The flights data in the nycflights23 package gives on-time data for all flights scheduled to depart from one of the three New York City airports in 2023. Type ?flights in the console to see the help page. Write a sentence (like the one in the previous paragraph) that describes the number of rows and columns in the flights dataset by mixing R code into your sentence: The flights data in the nycflights23 package has 435352 rows and 19 coloumns.
Getting to Know Data
Read Section 2.2 of Hello Data Science. Print the first few rows of the flights data (you certainly don’t want to print them all!):
head(flights)# A tibble: 6 × 19
year month day dep_time sched_dep_time dep_delay arr_time sched_arr_time
<int> <int> <int> <int> <int> <dbl> <int> <int>
1 2023 1 1 1 2038 203 328 3
2 2023 1 1 18 2300 78 228 135
3 2023 1 1 31 2344 47 500 426
4 2023 1 1 33 2140 173 238 2352
5 2023 1 1 36 2048 228 223 2252
6 2023 1 1 503 500 3 808 815
# ℹ 11 more variables: arr_delay <dbl>, carrier <chr>, flight <int>,
# tailnum <chr>, origin <chr>, dest <chr>, air_time <dbl>, distance <dbl>,
# hour <dbl>, minute <dbl>, time_hour <dttm>
tail(flights)# A tibble: 6 × 19
year month day dep_time sched_dep_time dep_delay arr_time sched_arr_time
<int> <int> <int> <int> <int> <dbl> <int> <int>
1 2023 12 31 2207 2200 7 58 115
2 2023 12 31 2218 2224 -6 304 325
3 2023 12 31 2243 2150 53 143 56
4 2023 12 31 2248 2259 -11 338 350
5 2023 12 31 2326 2325 1 412 405
6 2023 12 31 2345 2255 50 425 347
# ℹ 11 more variables: arr_delay <dbl>, carrier <chr>, flight <int>,
# tailnum <chr>, origin <chr>, dest <chr>, air_time <dbl>, distance <dbl>,
# hour <dbl>, minute <dbl>, time_hour <dttm>
Use the glimpse function to get to know the variables in the flights data:
dplyr::glimpse(flights)Rows: 435,352
Columns: 19
$ year <int> 2023, 2023, 2023, 2023, 2023, 2023, 2023, 2023, 2023, 2…
$ month <int> 1, 1, 1, 1, 1, 1, 1, 1, 1, 1, 1, 1, 1, 1, 1, 1, 1, 1, 1…
$ day <int> 1, 1, 1, 1, 1, 1, 1, 1, 1, 1, 1, 1, 1, 1, 1, 1, 1, 1, 1…
$ dep_time <int> 1, 18, 31, 33, 36, 503, 520, 524, 537, 547, 549, 551, 5…
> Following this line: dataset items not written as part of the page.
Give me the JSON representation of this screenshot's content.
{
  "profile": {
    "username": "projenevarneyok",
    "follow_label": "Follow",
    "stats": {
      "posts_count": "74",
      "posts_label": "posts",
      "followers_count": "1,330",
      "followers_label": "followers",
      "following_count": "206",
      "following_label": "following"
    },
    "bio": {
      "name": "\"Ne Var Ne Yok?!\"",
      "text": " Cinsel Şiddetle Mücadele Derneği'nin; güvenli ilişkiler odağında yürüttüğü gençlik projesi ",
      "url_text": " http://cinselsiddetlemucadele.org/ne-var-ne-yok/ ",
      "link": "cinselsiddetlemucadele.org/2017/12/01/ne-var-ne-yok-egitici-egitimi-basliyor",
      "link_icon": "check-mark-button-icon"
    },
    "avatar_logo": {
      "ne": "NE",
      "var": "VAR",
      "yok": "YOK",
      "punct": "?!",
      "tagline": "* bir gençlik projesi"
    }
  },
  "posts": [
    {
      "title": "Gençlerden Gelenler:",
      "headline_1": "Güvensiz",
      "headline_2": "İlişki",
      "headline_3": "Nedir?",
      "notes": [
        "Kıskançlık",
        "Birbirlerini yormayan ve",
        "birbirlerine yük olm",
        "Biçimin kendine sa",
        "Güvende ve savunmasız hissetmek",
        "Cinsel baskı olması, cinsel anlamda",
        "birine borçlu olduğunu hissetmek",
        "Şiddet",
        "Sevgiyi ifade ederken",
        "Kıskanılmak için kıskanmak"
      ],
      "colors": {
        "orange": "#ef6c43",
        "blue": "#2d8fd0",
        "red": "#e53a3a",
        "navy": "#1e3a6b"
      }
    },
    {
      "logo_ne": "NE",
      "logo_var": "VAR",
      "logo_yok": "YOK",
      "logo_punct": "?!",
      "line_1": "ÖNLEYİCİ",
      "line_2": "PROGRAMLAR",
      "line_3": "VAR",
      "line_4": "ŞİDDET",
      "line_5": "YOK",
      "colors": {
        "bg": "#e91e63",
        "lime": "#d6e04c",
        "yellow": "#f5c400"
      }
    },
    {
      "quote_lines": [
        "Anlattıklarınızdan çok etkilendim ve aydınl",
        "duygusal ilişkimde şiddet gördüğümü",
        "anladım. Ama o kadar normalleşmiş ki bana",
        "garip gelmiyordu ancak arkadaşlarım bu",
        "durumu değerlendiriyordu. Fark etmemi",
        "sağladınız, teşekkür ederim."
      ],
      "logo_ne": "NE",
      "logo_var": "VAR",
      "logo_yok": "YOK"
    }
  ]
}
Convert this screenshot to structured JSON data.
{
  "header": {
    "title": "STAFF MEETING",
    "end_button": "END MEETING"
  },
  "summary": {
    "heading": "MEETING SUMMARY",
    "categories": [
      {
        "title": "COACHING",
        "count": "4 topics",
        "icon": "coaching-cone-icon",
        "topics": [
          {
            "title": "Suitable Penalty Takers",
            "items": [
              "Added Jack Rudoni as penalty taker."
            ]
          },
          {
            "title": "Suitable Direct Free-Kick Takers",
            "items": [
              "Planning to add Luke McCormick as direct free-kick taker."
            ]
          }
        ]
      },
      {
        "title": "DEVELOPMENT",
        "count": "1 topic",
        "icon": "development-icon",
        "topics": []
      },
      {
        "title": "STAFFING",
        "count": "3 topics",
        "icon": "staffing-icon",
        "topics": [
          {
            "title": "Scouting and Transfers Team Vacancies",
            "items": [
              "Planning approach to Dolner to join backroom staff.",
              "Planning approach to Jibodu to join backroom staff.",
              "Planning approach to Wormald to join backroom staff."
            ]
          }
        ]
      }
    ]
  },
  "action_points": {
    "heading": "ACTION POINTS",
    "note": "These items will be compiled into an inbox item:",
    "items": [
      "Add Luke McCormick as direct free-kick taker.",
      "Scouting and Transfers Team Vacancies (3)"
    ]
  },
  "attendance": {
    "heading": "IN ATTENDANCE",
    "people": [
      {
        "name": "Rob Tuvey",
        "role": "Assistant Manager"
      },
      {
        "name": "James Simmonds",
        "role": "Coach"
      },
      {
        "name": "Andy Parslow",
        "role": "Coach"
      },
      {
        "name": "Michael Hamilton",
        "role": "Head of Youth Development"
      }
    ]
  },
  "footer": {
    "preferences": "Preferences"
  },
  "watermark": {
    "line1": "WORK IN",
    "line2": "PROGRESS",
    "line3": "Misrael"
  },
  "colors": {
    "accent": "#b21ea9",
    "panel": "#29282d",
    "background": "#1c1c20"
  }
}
$ sched_dep_time <int> 2038, 2300, 2344, 2140, 2048, 500, 510, 530, 520, 545, …
$ dep_delay <dbl> 203, 78, 47, 173, 228, 3, 10, -6, 17, 2, -10, -9, -7, -…
$ arr_time <int> 328, 228, 500, 238, 223, 808, 948, 645, 926, 845, 905, …
$ sched_arr_time <int> 3, 135, 426, 2352, 2252, 815, 949, 710, 818, 852, 901, …
$ arr_delay <dbl> 205, 53, 34, 166, 211, -7, -1, -25, 68, -7, 4, -13, -14…
$ carrier <chr> "UA", "DL", "B6", "B6", "UA", "AA", "B6", "AA", "UA", "…
$ flight <int> 628, 393, 371, 1053, 219, 499, 996, 981, 206, 225, 800,…
$ tailnum <chr> "N25201", "N830DN", "N807JB", "N265JB", "N17730", "N925…
$ origin <chr> "EWR", "JFK", "JFK", "JFK", "EWR", "EWR", "JFK", "EWR",…
$ dest <chr> "SMF", "ATL", "BQN", "CHS", "DTW", "MIA", "BQN", "ORD",…
$ air_time <dbl> 367, 108, 190, 108, 80, 154, 192, 119, 258, 157, 164, 1…
$ distance <dbl> 2500, 760, 1576, 636, 488, 1085, 1576, 719, 1400, 1065,…
$ hour <dbl> 20, 23, 23, 21, 20, 5, 5, 5, 5, 5, 5, 6, 5, 6, 6, 6, 6,…
$ minute <dbl> 38, 0, 44, 40, 48, 0, 10, 30, 20, 45, 59, 0, 59, 0, 0, …
$ time_hour <dttm> 2023-01-01 20:00:00, 2023-01-01 23:00:00, 2023-01-01 2…
Describe how these two functions are similar and how they differ:
The glimpse function appears to be the transpose of the head and tail functions. The latter relay the flights data in a tibble, with the data listed within columns of their corresponding category, while the former relays the flights data across rows. The glimpse function provides a clearer view of the variables represented within the data set and their data type. However, the head and tail functions format the data to be easily readible.
In the end, they both reflect a portion of the flights data, with the glimpse function displaying all the variable names compared to only the first or last 6 rows visible with the head or tail functions.